M. N. Popov House (early 19th century - 1862)
From the village Ivanovskaya, Nizhne-Uftyug Rural Area, Nyuksenitsa District.
Specialists of the Spetcproectrestavratsia Institute (Moscow) identified the building in 1979 in the course of a field survey of the Totma and Nyuksenitsa Districts. It was transferred to the museum premises in 1991.
    The M.N. Popov House is a  house - cattle yard complex in one row with a five-wall residential section (izba gornitsa) under the same roof with attached to it cattle house separated by a lengthy seni called bridge.
The residential five-wall log section of the house has two sections; at that, the left log structure (the summer izba) is broader by 1m. Construction of the building might be dated by the early 19th century: initial rough hewing was found on the logs after removal of planking around the window openings. A typical design had been initially used for the main façade of the archaic house, when a decorated (krasny) glass window no less than three logs high was placed on the central line of the house, and smaller (two log height) windows barred from inside with wooden shutters were placed on both sides of it.
In 1862, the residential part of the house was slated with profiled boards, as the inscription on the signature board along the bottom line of the main façade fronton shows. This contradicts with the traditional idea that slated houses had appeared in the north on the turn of the 19th – 20th centuries.
The house has a plank nailless curb roof of special traditional chicken-gutter construction.
Along the side façade, based on initial corking, a porch under a locker roof based on four pillars has been restored.  
Dimensions of the house-yard complex: 11.0 x 20.4 m.
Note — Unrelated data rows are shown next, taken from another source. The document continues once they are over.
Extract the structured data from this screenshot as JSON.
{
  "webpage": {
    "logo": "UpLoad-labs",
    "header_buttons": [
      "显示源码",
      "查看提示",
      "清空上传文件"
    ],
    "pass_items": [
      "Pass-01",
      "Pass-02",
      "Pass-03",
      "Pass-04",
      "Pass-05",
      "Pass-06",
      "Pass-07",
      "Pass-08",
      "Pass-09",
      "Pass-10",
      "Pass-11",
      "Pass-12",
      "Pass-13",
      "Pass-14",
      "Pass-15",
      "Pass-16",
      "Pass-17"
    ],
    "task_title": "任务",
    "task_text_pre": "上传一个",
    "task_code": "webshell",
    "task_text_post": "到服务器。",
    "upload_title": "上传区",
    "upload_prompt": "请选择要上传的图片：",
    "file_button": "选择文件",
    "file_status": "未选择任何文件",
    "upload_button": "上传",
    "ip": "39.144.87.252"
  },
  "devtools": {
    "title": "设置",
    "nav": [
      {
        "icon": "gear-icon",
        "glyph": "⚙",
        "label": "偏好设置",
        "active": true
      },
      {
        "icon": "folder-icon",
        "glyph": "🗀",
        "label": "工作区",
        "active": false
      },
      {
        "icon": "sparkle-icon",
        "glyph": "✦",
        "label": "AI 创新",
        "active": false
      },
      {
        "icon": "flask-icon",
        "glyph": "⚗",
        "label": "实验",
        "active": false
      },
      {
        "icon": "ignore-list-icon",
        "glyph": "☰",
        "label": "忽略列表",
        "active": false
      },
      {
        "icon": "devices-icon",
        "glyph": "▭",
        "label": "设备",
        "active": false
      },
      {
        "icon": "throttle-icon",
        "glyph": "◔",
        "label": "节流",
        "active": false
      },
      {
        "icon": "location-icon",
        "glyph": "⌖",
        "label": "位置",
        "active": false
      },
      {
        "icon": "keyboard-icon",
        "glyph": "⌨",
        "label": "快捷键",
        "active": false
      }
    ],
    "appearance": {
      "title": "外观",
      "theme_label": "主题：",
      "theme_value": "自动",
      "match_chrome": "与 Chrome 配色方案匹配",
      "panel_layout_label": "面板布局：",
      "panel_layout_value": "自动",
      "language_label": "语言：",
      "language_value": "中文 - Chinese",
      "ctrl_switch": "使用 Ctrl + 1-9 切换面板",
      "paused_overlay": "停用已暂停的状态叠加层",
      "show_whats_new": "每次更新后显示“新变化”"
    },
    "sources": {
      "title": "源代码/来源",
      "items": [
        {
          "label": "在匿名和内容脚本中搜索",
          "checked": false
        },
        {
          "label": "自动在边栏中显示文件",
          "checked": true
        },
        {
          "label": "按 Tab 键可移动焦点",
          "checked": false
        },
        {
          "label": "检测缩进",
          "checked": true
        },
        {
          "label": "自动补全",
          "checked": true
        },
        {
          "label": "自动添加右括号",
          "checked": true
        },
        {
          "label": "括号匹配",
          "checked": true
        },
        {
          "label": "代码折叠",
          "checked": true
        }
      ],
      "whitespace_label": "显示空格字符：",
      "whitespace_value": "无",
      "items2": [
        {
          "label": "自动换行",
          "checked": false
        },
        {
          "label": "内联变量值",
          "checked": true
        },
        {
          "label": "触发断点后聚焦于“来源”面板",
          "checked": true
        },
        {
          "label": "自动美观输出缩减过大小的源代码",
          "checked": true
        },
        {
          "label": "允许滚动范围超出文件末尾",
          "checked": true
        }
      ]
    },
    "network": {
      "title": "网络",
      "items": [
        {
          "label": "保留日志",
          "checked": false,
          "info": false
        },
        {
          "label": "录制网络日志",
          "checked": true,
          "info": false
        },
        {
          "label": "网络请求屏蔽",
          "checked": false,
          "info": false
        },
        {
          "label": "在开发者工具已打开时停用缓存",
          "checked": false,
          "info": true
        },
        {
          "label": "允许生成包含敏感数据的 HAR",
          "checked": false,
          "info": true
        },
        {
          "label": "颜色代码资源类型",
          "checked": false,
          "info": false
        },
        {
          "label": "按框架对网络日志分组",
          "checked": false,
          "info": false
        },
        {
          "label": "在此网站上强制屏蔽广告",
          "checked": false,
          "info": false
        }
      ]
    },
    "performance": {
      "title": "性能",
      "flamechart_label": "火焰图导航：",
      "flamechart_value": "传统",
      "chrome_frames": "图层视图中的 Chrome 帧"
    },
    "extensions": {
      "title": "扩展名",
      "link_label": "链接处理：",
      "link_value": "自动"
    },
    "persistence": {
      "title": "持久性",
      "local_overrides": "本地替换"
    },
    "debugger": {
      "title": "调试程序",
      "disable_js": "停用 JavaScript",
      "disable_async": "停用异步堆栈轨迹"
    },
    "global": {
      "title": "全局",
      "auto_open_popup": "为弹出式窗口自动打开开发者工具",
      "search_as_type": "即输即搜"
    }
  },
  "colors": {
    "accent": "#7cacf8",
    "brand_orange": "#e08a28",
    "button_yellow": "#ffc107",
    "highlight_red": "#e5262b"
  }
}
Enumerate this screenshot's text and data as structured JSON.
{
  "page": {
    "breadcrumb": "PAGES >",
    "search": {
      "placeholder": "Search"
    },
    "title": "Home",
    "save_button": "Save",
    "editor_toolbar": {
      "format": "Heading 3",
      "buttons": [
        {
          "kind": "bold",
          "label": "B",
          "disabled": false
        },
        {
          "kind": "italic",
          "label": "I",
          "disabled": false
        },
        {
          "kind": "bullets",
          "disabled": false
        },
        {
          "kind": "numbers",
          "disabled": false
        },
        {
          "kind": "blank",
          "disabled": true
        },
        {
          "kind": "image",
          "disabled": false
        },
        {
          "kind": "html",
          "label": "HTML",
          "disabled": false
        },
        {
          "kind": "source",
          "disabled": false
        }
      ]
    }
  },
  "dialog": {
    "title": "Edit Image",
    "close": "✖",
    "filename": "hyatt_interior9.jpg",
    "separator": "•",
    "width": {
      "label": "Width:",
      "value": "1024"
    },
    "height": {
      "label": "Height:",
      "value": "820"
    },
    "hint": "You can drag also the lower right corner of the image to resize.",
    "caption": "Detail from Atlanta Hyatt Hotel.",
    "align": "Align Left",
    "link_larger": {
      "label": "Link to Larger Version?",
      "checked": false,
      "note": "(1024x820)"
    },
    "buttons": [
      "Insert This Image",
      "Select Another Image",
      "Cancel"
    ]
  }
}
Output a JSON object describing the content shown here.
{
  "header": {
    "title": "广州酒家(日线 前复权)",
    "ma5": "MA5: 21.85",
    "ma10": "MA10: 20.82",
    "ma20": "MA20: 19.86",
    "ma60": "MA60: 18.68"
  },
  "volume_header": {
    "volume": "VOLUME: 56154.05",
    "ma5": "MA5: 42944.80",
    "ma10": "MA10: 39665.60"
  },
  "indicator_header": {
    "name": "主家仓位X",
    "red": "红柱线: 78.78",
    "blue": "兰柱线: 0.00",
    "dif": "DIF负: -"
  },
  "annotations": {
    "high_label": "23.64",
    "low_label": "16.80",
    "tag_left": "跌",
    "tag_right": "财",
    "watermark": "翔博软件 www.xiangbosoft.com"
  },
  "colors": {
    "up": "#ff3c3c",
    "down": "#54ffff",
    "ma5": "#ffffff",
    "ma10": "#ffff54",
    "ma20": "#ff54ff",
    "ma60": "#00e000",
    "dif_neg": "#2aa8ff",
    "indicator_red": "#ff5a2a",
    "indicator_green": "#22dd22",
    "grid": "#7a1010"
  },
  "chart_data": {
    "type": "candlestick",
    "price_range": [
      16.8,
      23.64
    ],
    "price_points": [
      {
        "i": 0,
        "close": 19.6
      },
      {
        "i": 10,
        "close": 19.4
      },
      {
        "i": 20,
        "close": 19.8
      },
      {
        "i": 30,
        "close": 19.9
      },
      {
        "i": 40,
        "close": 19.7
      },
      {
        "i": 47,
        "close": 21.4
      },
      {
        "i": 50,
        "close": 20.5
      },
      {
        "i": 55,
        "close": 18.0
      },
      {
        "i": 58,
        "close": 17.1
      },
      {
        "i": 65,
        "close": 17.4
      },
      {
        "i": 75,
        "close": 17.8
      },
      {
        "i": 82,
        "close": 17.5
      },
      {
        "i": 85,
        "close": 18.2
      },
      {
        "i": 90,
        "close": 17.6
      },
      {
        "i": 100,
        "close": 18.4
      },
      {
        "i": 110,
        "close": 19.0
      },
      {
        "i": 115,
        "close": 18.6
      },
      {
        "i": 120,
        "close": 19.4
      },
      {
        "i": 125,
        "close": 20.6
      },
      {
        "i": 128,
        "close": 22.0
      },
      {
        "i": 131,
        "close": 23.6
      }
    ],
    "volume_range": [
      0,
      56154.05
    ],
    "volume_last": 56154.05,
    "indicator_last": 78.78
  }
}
Project author: Architect S.V. Kalyamin.
 
The restoration project proposed: full reconstruction of the cattle yard, solid wooden ramp and high porch at the side façade; opening of the planking at the height of window apertures for demonstration of the rough hewing on the logs made for initial windows (planking was made of a newer material); restoration of interior elements in the residential section of the house by original undestroyed joints.